One of the complainants, CEI, originally sought email and text messages directly from the Environmental Protection Agency that were sent and received from Verizon accounts EPA provided to Administrator Gina McCarthy, as well as the private Verizon account of her predecessor, Lisa Jackson. The EPA at first denied CEI’s fee-waiver request, which became the subject of another FOIA lawsuit, and later said that the emails had been destroyed because the messages sent from the accounts were personal. But the lawsuit contends that the accounts were used to correspond with EPA staff and lobbying interests such as the Sierra Club and Siemens Corp., making the correspondence subject to FOIA.

The lawsuit against the EPA and the subsequent suit against the NSA are among the more than 5,000 that can be found using the FOIA Project’s free Case Search tool.

Christopher Horner, a senior fellow at the Competitive Enterprise Institute, said the 2013 revelation that a FISA court judge had ordered Verizon to provide data from its customers to the NSA provided an opening for CEI and the other complainants to continue to pursue the records.

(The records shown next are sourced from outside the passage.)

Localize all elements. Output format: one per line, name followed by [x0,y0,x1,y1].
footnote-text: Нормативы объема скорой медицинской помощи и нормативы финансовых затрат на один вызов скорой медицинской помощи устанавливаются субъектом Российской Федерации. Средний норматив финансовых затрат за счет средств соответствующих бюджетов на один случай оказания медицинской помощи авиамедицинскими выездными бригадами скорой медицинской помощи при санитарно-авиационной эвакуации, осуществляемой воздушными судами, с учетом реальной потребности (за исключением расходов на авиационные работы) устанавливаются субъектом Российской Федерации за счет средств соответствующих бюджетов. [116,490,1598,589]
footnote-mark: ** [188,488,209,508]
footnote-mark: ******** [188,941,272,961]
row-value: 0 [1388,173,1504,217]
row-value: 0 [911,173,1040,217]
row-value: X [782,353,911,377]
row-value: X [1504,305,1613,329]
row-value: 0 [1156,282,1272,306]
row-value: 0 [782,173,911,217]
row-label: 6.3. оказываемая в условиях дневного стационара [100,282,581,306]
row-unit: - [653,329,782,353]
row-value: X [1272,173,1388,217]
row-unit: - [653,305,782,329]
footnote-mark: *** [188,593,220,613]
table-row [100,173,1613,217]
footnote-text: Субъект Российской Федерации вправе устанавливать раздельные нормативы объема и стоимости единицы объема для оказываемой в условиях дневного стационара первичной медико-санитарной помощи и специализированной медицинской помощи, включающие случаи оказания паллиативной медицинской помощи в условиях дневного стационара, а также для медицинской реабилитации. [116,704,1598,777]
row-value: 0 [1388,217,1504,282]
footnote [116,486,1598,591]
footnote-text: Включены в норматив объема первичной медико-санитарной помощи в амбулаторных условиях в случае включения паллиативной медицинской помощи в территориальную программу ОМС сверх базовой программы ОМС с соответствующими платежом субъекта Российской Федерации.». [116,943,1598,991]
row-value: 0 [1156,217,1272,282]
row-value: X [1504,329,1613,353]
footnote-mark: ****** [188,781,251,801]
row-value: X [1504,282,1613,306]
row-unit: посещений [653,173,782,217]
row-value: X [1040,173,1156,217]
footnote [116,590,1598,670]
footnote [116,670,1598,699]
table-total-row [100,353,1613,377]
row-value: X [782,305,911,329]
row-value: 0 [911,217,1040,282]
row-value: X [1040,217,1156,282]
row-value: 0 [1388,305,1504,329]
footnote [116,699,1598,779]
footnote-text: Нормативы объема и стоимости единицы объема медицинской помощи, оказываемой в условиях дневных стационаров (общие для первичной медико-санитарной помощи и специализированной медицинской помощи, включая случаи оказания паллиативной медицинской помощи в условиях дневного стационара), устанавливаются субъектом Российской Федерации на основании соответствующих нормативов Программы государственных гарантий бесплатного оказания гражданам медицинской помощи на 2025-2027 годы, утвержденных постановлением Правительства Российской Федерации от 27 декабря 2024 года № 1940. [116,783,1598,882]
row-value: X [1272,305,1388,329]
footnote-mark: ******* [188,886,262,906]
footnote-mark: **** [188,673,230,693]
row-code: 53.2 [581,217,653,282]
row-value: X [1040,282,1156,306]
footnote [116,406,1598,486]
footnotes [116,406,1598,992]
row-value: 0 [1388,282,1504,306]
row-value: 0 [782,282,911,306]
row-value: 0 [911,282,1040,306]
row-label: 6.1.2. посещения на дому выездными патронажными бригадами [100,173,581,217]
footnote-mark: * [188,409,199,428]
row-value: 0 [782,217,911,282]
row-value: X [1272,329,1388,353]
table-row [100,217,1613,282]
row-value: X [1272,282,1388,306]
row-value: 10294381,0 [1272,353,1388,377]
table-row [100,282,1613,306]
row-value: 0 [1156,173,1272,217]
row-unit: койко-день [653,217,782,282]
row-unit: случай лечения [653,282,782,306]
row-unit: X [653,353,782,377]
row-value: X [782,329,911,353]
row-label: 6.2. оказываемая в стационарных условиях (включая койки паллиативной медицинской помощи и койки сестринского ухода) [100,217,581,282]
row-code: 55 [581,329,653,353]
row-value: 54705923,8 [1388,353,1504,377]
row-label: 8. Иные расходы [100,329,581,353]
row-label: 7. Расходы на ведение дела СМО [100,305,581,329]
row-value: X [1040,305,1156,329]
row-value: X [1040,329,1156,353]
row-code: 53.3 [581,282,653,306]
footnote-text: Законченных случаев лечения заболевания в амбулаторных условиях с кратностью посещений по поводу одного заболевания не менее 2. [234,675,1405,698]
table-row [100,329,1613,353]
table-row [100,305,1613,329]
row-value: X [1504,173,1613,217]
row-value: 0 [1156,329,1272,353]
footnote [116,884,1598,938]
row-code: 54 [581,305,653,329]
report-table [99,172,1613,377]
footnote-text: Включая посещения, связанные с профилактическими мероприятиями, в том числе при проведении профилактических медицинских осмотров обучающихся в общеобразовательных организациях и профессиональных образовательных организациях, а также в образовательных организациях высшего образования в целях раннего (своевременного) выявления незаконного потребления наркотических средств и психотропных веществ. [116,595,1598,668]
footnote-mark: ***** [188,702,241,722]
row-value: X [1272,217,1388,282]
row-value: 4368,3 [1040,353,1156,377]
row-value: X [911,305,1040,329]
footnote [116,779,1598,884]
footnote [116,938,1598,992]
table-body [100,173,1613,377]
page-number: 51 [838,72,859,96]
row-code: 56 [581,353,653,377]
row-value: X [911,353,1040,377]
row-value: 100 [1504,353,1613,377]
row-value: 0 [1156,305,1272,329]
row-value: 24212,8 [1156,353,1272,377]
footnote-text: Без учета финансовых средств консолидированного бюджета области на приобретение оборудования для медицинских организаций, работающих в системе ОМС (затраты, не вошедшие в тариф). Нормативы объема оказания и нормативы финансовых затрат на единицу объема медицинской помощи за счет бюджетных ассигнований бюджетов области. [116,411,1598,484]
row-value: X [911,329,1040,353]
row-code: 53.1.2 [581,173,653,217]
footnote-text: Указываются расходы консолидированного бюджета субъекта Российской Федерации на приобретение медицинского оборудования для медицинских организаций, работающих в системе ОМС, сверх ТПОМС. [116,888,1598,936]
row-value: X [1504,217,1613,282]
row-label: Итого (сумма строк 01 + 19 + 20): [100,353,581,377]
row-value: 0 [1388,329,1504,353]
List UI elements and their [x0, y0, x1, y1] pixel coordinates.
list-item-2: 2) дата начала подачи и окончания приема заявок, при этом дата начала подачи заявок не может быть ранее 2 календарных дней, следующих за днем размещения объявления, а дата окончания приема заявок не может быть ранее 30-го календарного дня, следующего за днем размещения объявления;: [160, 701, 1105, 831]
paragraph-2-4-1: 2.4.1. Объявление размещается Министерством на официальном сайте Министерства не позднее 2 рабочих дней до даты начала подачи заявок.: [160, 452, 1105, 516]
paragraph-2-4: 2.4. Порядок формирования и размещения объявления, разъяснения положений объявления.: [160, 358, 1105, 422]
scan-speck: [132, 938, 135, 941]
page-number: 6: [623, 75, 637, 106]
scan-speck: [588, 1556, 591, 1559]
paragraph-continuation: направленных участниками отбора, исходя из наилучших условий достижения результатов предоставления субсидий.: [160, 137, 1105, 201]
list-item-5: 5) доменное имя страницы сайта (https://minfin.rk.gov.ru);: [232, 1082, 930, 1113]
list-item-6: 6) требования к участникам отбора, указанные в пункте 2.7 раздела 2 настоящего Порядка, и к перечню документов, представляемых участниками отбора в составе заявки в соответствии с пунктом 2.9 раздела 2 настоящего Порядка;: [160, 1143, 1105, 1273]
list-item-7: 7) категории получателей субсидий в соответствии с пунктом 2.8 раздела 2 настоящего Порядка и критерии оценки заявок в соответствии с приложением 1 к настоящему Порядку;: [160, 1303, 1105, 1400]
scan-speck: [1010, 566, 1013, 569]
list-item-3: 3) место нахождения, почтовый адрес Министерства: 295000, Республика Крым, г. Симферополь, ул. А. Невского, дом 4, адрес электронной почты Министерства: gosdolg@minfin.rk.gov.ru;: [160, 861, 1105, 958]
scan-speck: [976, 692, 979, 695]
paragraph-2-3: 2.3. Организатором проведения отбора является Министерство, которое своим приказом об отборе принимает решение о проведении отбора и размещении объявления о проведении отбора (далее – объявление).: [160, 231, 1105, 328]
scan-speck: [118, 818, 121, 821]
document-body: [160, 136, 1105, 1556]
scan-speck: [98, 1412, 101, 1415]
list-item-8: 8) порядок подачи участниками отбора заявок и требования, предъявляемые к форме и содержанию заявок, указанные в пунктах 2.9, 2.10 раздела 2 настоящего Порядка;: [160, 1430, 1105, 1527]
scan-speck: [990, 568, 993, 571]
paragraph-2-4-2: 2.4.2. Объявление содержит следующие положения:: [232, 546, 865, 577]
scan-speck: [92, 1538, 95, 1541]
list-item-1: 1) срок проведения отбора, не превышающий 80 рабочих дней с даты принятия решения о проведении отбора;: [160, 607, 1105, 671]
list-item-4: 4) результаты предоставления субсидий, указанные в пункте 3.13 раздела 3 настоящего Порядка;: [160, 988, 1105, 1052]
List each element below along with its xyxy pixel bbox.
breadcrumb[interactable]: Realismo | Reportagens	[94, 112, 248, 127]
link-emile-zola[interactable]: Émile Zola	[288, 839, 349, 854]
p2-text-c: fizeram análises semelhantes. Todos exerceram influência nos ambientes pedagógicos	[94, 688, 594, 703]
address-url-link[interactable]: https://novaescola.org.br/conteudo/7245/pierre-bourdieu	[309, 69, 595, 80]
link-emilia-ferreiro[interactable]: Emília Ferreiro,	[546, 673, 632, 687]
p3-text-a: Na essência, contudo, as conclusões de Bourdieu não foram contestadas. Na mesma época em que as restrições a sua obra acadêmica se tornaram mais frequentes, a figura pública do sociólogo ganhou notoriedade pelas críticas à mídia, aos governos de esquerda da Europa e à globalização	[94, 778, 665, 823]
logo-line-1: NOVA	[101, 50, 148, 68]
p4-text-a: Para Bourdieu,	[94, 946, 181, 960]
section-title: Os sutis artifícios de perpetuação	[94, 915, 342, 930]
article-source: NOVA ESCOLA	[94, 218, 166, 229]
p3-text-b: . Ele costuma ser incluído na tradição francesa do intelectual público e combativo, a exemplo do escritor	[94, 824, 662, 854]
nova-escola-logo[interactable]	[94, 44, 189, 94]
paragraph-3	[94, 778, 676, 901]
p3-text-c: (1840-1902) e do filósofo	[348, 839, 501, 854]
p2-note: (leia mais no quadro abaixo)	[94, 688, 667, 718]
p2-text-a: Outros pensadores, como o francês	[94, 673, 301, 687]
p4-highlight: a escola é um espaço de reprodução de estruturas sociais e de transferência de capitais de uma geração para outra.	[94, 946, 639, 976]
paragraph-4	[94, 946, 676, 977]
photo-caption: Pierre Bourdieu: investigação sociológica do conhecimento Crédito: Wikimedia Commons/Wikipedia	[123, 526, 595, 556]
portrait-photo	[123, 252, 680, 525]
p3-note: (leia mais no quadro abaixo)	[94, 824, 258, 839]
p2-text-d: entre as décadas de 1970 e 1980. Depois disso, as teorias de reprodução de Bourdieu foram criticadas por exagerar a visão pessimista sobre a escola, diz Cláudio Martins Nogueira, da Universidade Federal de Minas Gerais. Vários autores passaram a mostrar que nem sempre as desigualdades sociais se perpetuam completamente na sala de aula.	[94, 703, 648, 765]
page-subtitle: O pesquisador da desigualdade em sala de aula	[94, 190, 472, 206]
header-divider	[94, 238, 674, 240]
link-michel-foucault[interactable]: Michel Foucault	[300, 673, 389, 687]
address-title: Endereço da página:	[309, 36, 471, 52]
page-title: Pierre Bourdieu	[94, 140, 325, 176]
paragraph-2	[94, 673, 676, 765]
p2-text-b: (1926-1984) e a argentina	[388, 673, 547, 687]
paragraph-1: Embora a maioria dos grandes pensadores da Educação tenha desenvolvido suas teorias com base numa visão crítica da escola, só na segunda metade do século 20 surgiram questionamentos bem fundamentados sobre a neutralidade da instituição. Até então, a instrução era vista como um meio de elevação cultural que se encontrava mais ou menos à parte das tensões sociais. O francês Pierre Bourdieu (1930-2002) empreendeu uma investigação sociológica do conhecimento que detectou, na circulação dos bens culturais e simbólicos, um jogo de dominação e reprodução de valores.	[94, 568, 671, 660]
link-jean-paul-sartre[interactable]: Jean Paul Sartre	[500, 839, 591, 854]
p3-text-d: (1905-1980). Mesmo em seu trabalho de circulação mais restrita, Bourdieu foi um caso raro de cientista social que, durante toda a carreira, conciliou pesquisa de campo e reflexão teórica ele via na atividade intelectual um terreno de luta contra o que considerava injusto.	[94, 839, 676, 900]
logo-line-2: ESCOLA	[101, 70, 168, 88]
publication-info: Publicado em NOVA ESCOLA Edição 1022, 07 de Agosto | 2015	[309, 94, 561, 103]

“Fortunately,” the complaint against NSA states, “in the course of its data collection programs, NSA captured and preserved these federal records. Although NSA refuses to process the requests at issue in this matter on the basis that confirming or denying the existence of this information and the relevant collection program would pose a threat to national security, it has already acknowledged the program’s existence, which is of great public interest. Similarly, in the past two years EPA’s electronic correspondence and recordkeeping (‘transparency’) practices have become the subject of great controversy and public, congressional and media interest.”

The lawsuit seeks the metadata on the messages, which includes the time and location the messages were sent, as well as who sent each message and to whom. That’s exactly the information the NSA is thought to have collected from Verizon. (The story was first reported by The Guardian, and soon after by The New York Times).

In its answer to the suit, the NSA denies most of the allegations, or states that it has no knowledge of them, which is standard practice. However, it does “admit that it has publicly acknowledged the existence of the Section 215 Program,” which is a provision of the Patriot Act under which some enhanced surveillance activities have been justified.

The Justice Department lawyers handling the case declined to comment, referring questions to DOJ’s Public Affairs Office, which said it did not comment on pending litigation.

The suit was filed the U.S. District Court for the District of Columbia and has been assigned to Judge James E. Boasberg.